# Southern Missouri Bug Hunt



## cheetah13mo (Jan 9, 2020)

It’s been a while but I wanna get another get together this spring to find some critters. Is @Brian S still around? If anyone is interested, I don’t have details yet but it’s all in the works. Shooting for late April or May. Hit me up.


----------



## Poonjab (Jan 9, 2020)

What kind of bugs you looking for out of curiosity? I’m not native to your state


----------



## cheetah13mo (Jan 9, 2020)

Poonjab said:


> What kind of bugs you looking for out of curiosity? I’m not native to your state


I’m going to look for anything the area offers. I live here so, A hentzi for days. C. Vittatus. Centipedes, millipedes, numerous snakes and lizards. It’s all pretty generic but you can find all of it in this one area.


----------



## chrispy (Jan 24, 2020)

cheetah13mo said:


> It’s been a while but I wanna get another get together this spring to find some critters. Is @Brian S still around? If anyone is interested, I don’t have details yet but it’s all in the works. Shooting for late April or May. Hit me up.

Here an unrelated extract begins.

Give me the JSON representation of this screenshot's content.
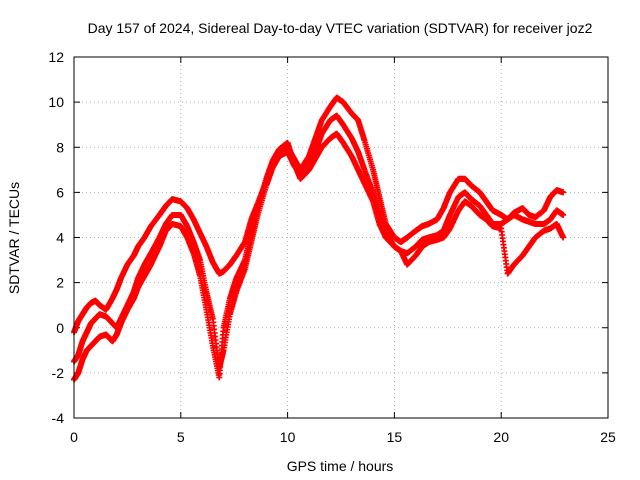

Im down.  I haven’t been on here in ages and specifically logged in to look up info on where we went in Missouri, so we can plan a another trip. I lived in Cali for bug hunt iv , now I’m in southern Illinois, lots closer


----------



## cheetah13mo (Jan 25, 2020)

Sweet!! I’ll message you some details soon. It’s not set in stone yet but we’re looking at the first weekend in May.


----------



## chrispy (Jan 25, 2020)

Sounds Gouda , I think that weekend is open for me , I’ll check the kids schedules


----------



## Pyrelitha (Feb 25, 2020)

where might you be hunting? Like the specific area, I like in Illinois so it might be a good hunting spot to travel to one day, I love finding wild Ts


----------



## cheetah13mo (Feb 25, 2020)

Pyrelitha said:


> where might you be hunting? Like the specific area, I like in Illinois so it might be a good hunting spot to travel to one day, I love finding wild Ts


Yeah. It’ll be at the Caney Mountain wildlife thingy. Lol it’s basically in the middle but only about 20 minutes from the Arkansas line. Message me if you’d like more details.


----------



## Tortuga (May 20, 2020)

dang it, just saw this thread...story of my life lol, bad timing.  I'm always game for a bug hunt.  Next time you go @cheetah13mo hit me up, I live in Waldo.

Reactions: Thanks 1


----------